While you personally might not be, the market as a whole is. Big games with an open world to explore are very popular and sell very well indeed. Gamers want these types of games. The issue is that they've become astronomically expensive to make, and they aren't selling enough to make the effort worthwhile. So publishers are now between a rock and a hard place where consumers are expecting massive open worlds with amazing graphics, but providing consumers with these games costs so much it may no longer be worth it.
This feels like the natural end point of 20 years of chasing high end gaming, and maybe it would be best if everyone (including gamers) took a deep breath and held back a bit for the tech and effort needed to produce these games to become more affordable, if we want to preserve jobs and the industry in its current form. Or we see the big publishers diversifying their lineup ala Nintendo so they are producing smaller games more frequently while having 2-3 big games in the pipeline at any given time.

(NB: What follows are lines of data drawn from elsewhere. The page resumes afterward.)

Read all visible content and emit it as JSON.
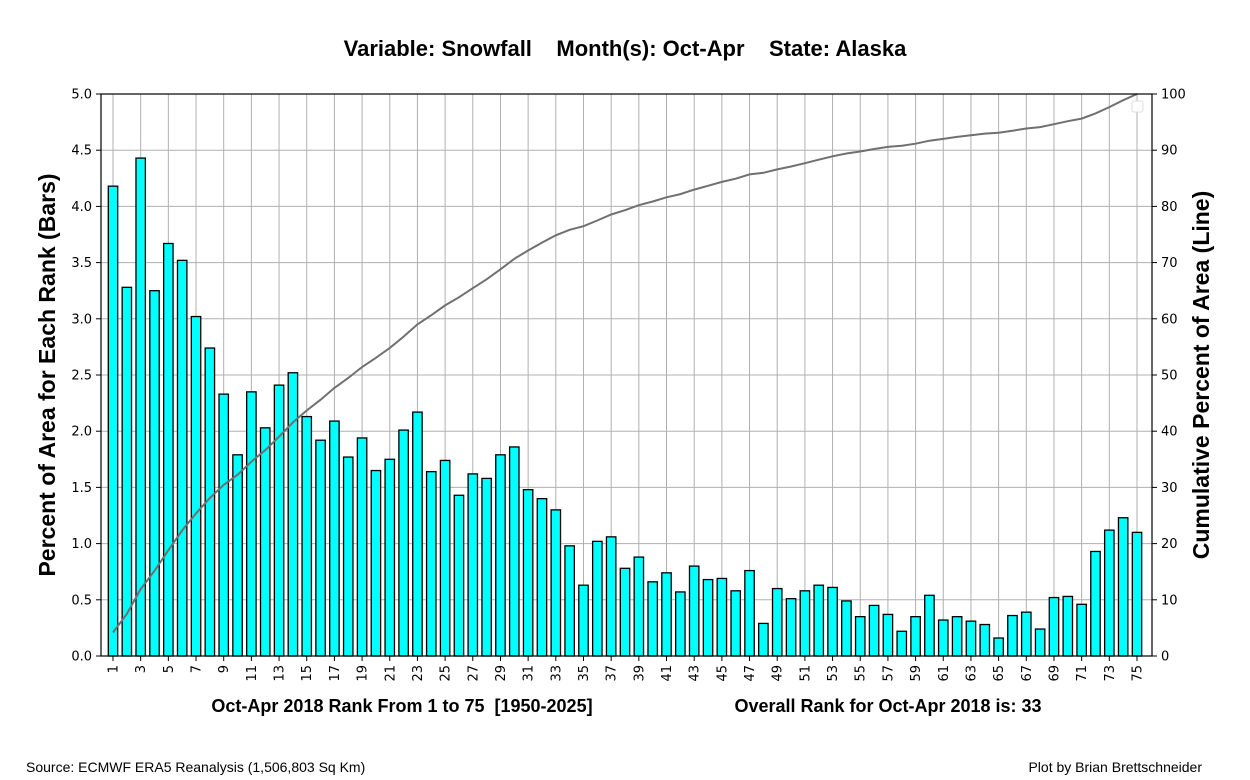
{
  "chart_data": {
    "type": "bar",
    "title": "Variable: Snowfall    Month(s): Oct-Apr    State: Alaska",
    "xlabel": "Oct-Apr 2018 Rank From 1 to 75  [1950-2025]",
    "xlabel_right": "Overall Rank for Oct-Apr 2018 is: 33",
    "ylabel": "Percent of Area for Each Rank (Bars)",
    "ylabel_right": "Cumulative Percent of Area (Line)",
    "ylim": [
      0,
      5.0
    ],
    "ylim_right": [
      0,
      100
    ],
    "yticks": [
      "0.0",
      "0.5",
      "1.0",
      "1.5",
      "2.0",
      "2.5",
      "3.0",
      "3.5",
      "4.0",
      "4.5",
      "5.0"
    ],
    "yticks_right": [
      "0",
      "10",
      "20",
      "30",
      "40",
      "50",
      "60",
      "70",
      "80",
      "90",
      "100"
    ],
    "grid": true,
    "bar_color": "#00ffff",
    "line_color": "#707070",
    "categories": [
      1,
      2,
      3,
      4,
      5,
      6,
      7,
      8,
      9,
      10,
      11,
      12,
      13,
      14,
      15,
      16,
      17,
      18,
      19,
      20,
      21,
      22,
      23,
      24,
      25,
      26,
      27,
      28,
      29,
      30,
      31,
      32,
      33,
      34,
      35,
      36,
      37,
      38,
      39,
      40,
      41,
      42,
      43,
      44,
      45,
      46,
      47,
      48,
      49,
      50,
      51,
      52,
      53,
      54,
      55,
      56,
      57,
      58,
      59,
      60,
      61,
      62,
      63,
      64,
      65,
      66,
      67,
      68,
      69,
      70,
      71,
      72,
      73,
      74,
      75
    ],
    "series": [
      {
        "name": "Percent of Area (Bars)",
        "type": "bar",
        "values": [
          4.18,
          3.28,
          4.43,
          3.25,
          3.67,
          3.52,
          3.02,
          2.74,
          2.33,
          1.79,
          2.35,
          2.03,
          2.41,
          2.52,
          2.13,
          1.92,
          2.09,
          1.77,
          1.94,
          1.65,
          1.75,
          2.01,
          2.17,
          1.64,
          1.74,
          1.43,
          1.62,
          1.58,
          1.79,
          1.86,
          1.48,
          1.4,
          1.3,
          0.98,
          0.63,
          1.02,
          1.06,
          0.78,
          0.88,
          0.66,
          0.74,
          0.57,
          0.8,
          0.68,
          0.69,
          0.58,
          0.76,
          0.29,
          0.6,
          0.51,
          0.58,
          0.63,
          0.61,
          0.49,
          0.35,
          0.45,
          0.37,
          0.22,
          0.35,
          0.54,
          0.32,
          0.35,
          0.31,
          0.28,
          0.16,
          0.36,
          0.39,
          0.24,
          0.52,
          0.53,
          0.46,
          0.93,
          1.12,
          1.23,
          1.1
        ]
      },
      {
        "name": "Cumulative Percent of Area (Line)",
        "type": "line",
        "axis": "right",
        "values": "cumulative sum of bar values scaled to 100"
      }
    ],
    "legend": "top-right (empty)"
  },
  "footer": {
    "source": "Source: ECMWF ERA5 Reanalysis (1,506,803 Sq Km)",
    "credit": "Plot by Brian Brettschneider"
  }
}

As usual, the problem is never aspiring to growth per se, but having unrealistic, unreasonable and unsustainable expectations of it. Development costs have exploded because this technical race is not rational anymore. A home console doesn't have to be a top-of-the-range gamer's PC, and it doesn't cost the same anyway. Games take an inordinate amount of time to develop, not because we ask more of them - that's normal, ongoing technological progress - but because we ask
too much of them at this point of what affordable tech is. For me, the best illustration of this race into the void is the emergence of mid-gen consoles, which make no sense other than to fuel this ridiculous headlong rush.

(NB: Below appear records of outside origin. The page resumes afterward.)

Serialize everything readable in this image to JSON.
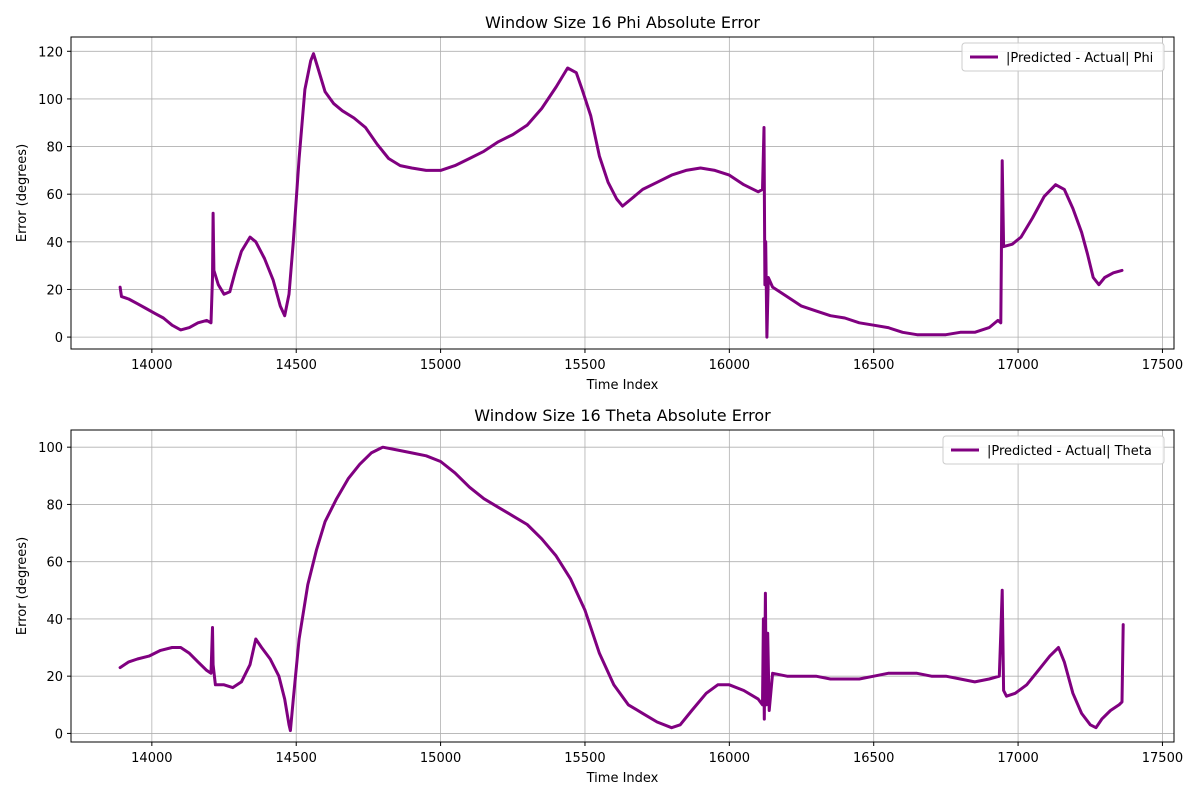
{
  "chart_data": [
    {
      "type": "line",
      "title": "Window Size 16 Phi Absolute Error",
      "xlabel": "Time Index",
      "ylabel": "Error (degrees)",
      "xlim": [
        13720,
        17540
      ],
      "ylim": [
        -5,
        126
      ],
      "x_ticks": [
        14000,
        14500,
        15000,
        15500,
        16000,
        16500,
        17000,
        17500
      ],
      "y_ticks": [
        0,
        20,
        40,
        60,
        80,
        100,
        120
      ],
      "grid": true,
      "legend_position": "top-right",
      "color": "#800080",
      "series": [
        {
          "name": "|Predicted - Actual| Phi",
          "points": [
            [
              13890,
              21
            ],
            [
              13895,
              17
            ],
            [
              13920,
              16
            ],
            [
              13950,
              14
            ],
            [
              13980,
              12
            ],
            [
              14010,
              10
            ],
            [
              14040,
              8
            ],
            [
              14070,
              5
            ],
            [
              14100,
              3
            ],
            [
              14130,
              4
            ],
            [
              14160,
              6
            ],
            [
              14190,
              7
            ],
            [
              14205,
              6
            ],
            [
              14210,
              25
            ],
            [
              14212,
              52
            ],
            [
              14215,
              28
            ],
            [
              14230,
              22
            ],
            [
              14250,
              18
            ],
            [
              14270,
              19
            ],
            [
              14290,
              28
            ],
            [
              14310,
              36
            ],
            [
              14340,
              42
            ],
            [
              14360,
              40
            ],
            [
              14390,
              33
            ],
            [
              14420,
              24
            ],
            [
              14445,
              13
            ],
            [
              14460,
              9
            ],
            [
              14475,
              18
            ],
            [
              14490,
              40
            ],
            [
              14510,
              75
            ],
            [
              14530,
              104
            ],
            [
              14550,
              116
            ],
            [
              14560,
              119
            ],
            [
              14575,
              113
            ],
            [
              14600,
              103
            ],
            [
              14630,
              98
            ],
            [
              14660,
              95
            ],
            [
              14700,
              92
            ],
            [
              14740,
              88
            ],
            [
              14780,
              81
            ],
            [
              14820,
              75
            ],
            [
              14860,
              72
            ],
            [
              14900,
              71
            ],
            [
              14950,
              70
            ],
            [
              15000,
              70
            ],
            [
              15050,
              72
            ],
            [
              15100,
              75
            ],
            [
              15150,
              78
            ],
            [
              15200,
              82
            ],
            [
              15250,
              85
            ],
            [
              15300,
              89
            ],
            [
              15350,
              96
            ],
            [
              15400,
              105
            ],
            [
              15440,
              113
            ],
            [
              15470,
              111
            ],
            [
              15490,
              104
            ],
            [
              15520,
              93
            ],
            [
              15550,
              76
            ],
            [
              15580,
              65
            ],
            [
              15610,
              58
            ],
            [
              15630,
              55
            ],
            [
              15660,
              58
            ],
            [
              15700,
              62
            ],
            [
              15750,
              65
            ],
            [
              15800,
              68
            ],
            [
              15850,
              70
            ],
            [
              15900,
              71
            ],
            [
              15950,
              70
            ],
            [
              16000,
              68
            ],
            [
              16050,
              64
            ],
            [
              16100,
              61
            ],
            [
              16115,
              62
            ],
            [
              16120,
              88
            ],
            [
              16123,
              22
            ],
            [
              16126,
              40
            ],
            [
              16130,
              0
            ],
            [
              16135,
              25
            ],
            [
              16150,
              21
            ],
            [
              16200,
              17
            ],
            [
              16250,
              13
            ],
            [
              16300,
              11
            ],
            [
              16350,
              9
            ],
            [
              16400,
              8
            ],
            [
              16450,
              6
            ],
            [
              16500,
              5
            ],
            [
              16550,
              4
            ],
            [
              16600,
              2
            ],
            [
              16650,
              1
            ],
            [
              16700,
              1
            ],
            [
              16750,
              1
            ],
            [
              16800,
              2
            ],
            [
              16850,
              2
            ],
            [
              16900,
              4
            ],
            [
              16930,
              7
            ],
            [
              16940,
              6
            ],
            [
              16945,
              74
            ],
            [
              16950,
              38
            ],
            [
              16980,
              39
            ],
            [
              17010,
              42
            ],
            [
              17050,
              50
            ],
            [
              17090,
              59
            ],
            [
              17130,
              64
            ],
            [
              17160,
              62
            ],
            [
              17190,
              54
            ],
            [
              17220,
              44
            ],
            [
              17240,
              35
            ],
            [
              17260,
              25
            ],
            [
              17280,
              22
            ],
            [
              17300,
              25
            ],
            [
              17330,
              27
            ],
            [
              17360,
              28
            ]
          ]
        }
      ]
    },
    {
      "type": "line",
      "title": "Window Size 16 Theta Absolute Error",
      "xlabel": "Time Index",
      "ylabel": "Error (degrees)",
      "xlim": [
        13720,
        17540
      ],
      "ylim": [
        -3,
        106
      ],
      "x_ticks": [
        14000,
        14500,
        15000,
        15500,
        16000,
        16500,
        17000,
        17500
      ],
      "y_ticks": [
        0,
        20,
        40,
        60,
        80,
        100
      ],
      "grid": true,
      "legend_position": "top-right",
      "color": "#800080",
      "series": [
        {
          "name": "|Predicted - Actual| Theta",
          "points": [
            [
              13890,
              23
            ],
            [
              13920,
              25
            ],
            [
              13950,
              26
            ],
            [
              13990,
              27
            ],
            [
              14030,
              29
            ],
            [
              14070,
              30
            ],
            [
              14100,
              30
            ],
            [
              14130,
              28
            ],
            [
              14160,
              25
            ],
            [
              14190,
              22
            ],
            [
              14205,
              21
            ],
            [
              14210,
              37
            ],
            [
              14212,
              24
            ],
            [
              14220,
              17
            ],
            [
              14250,
              17
            ],
            [
              14280,
              16
            ],
            [
              14310,
              18
            ],
            [
              14340,
              24
            ],
            [
              14360,
              33
            ],
            [
              14380,
              30
            ],
            [
              14410,
              26
            ],
            [
              14440,
              20
            ],
            [
              14460,
              12
            ],
            [
              14475,
              3
            ],
            [
              14480,
              1
            ],
            [
              14490,
              12
            ],
            [
              14510,
              33
            ],
            [
              14540,
              52
            ],
            [
              14570,
              64
            ],
            [
              14600,
              74
            ],
            [
              14640,
              82
            ],
            [
              14680,
              89
            ],
            [
              14720,
              94
            ],
            [
              14760,
              98
            ],
            [
              14800,
              100
            ],
            [
              14850,
              99
            ],
            [
              14900,
              98
            ],
            [
              14950,
              97
            ],
            [
              15000,
              95
            ],
            [
              15050,
              91
            ],
            [
              15100,
              86
            ],
            [
              15150,
              82
            ],
            [
              15200,
              79
            ],
            [
              15250,
              76
            ],
            [
              15300,
              73
            ],
            [
              15350,
              68
            ],
            [
              15400,
              62
            ],
            [
              15450,
              54
            ],
            [
              15500,
              43
            ],
            [
              15550,
              28
            ],
            [
              15600,
              17
            ],
            [
              15650,
              10
            ],
            [
              15700,
              7
            ],
            [
              15750,
              4
            ],
            [
              15800,
              2
            ],
            [
              15830,
              3
            ],
            [
              15870,
              8
            ],
            [
              15920,
              14
            ],
            [
              15960,
              17
            ],
            [
              16000,
              17
            ],
            [
              16050,
              15
            ],
            [
              16100,
              12
            ],
            [
              16115,
              10
            ],
            [
              16118,
              40
            ],
            [
              16121,
              5
            ],
            [
              16125,
              49
            ],
            [
              16128,
              10
            ],
            [
              16133,
              35
            ],
            [
              16138,
              8
            ],
            [
              16150,
              21
            ],
            [
              16200,
              20
            ],
            [
              16250,
              20
            ],
            [
              16300,
              20
            ],
            [
              16350,
              19
            ],
            [
              16400,
              19
            ],
            [
              16450,
              19
            ],
            [
              16500,
              20
            ],
            [
              16550,
              21
            ],
            [
              16600,
              21
            ],
            [
              16650,
              21
            ],
            [
              16700,
              20
            ],
            [
              16750,
              20
            ],
            [
              16800,
              19
            ],
            [
              16850,
              18
            ],
            [
              16900,
              19
            ],
            [
              16935,
              20
            ],
            [
              16940,
              35
            ],
            [
              16945,
              50
            ],
            [
              16950,
              15
            ],
            [
              16960,
              13
            ],
            [
              16990,
              14
            ],
            [
              17030,
              17
            ],
            [
              17070,
              22
            ],
            [
              17110,
              27
            ],
            [
              17140,
              30
            ],
            [
              17160,
              25
            ],
            [
              17190,
              14
            ],
            [
              17220,
              7
            ],
            [
              17250,
              3
            ],
            [
              17270,
              2
            ],
            [
              17290,
              5
            ],
            [
              17320,
              8
            ],
            [
              17350,
              10
            ],
            [
              17360,
              11
            ],
            [
              17364,
              38
            ]
          ]
        }
      ]
    }
  ]
}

You make a console. You make games for that console. They're fluid, they're functional, they're ambitious and a progress from the last gen, but there's no development hell, no huge sales targets that set the house on fire at the slightest commercial hiccup. There's no obsession with terraflops to the detriment of the rate at which games are released. That's a healthy model. You have available technology, you make the best use of it. Instead, we constantly have a race to the next technology and sales projections that think people are going to buy the next technology forever without worrying about having games to play. It's absurd. Of course this bubble that speculates on the next big thing has to burst.

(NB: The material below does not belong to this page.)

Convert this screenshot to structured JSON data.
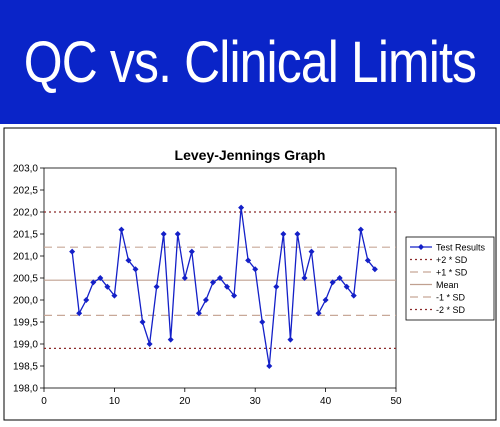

Not everyone is a happy few with high purchasing power. In fact, what's very ironic and representative of the excesses of neoliberalism is that tech as an industry contributes to making people poorer, by making people redundant and abusing short, insecure contracts. So this industry is actually helping to reduce purchasing power. And this same industry is basing its growth forecasts on an increase in purchasing power, which it is itself helping to reduce. Of course this bubble will burst. Of course they'll end up going to hell. So much the better.
The sad thing is that nothing Sony's boss says is really a wake-up call. He's not saying that Playstation needs to get back into the real world. He's saying that Sony needs to diversify its revenue streams to continue to fuel its growth. He's not saying that we need to review the scale of projects and projections, he's saying that it's the teams who 'don't understand' = let's make redundancies to increase our margins.
And Nintendo isn't immune to this idiotic ideology, as we've already seen when the company was in trouble. The power of nuisance of the famous 'analysts' that Sony's new boss has just quoted religiously is a permanent threat. They're going to have unrealistic and irrational expectations about Switch 2 sales. The slightest misstep and there'll be panic, with shareholders asking Mario to go mobile and Luigi to pole dance.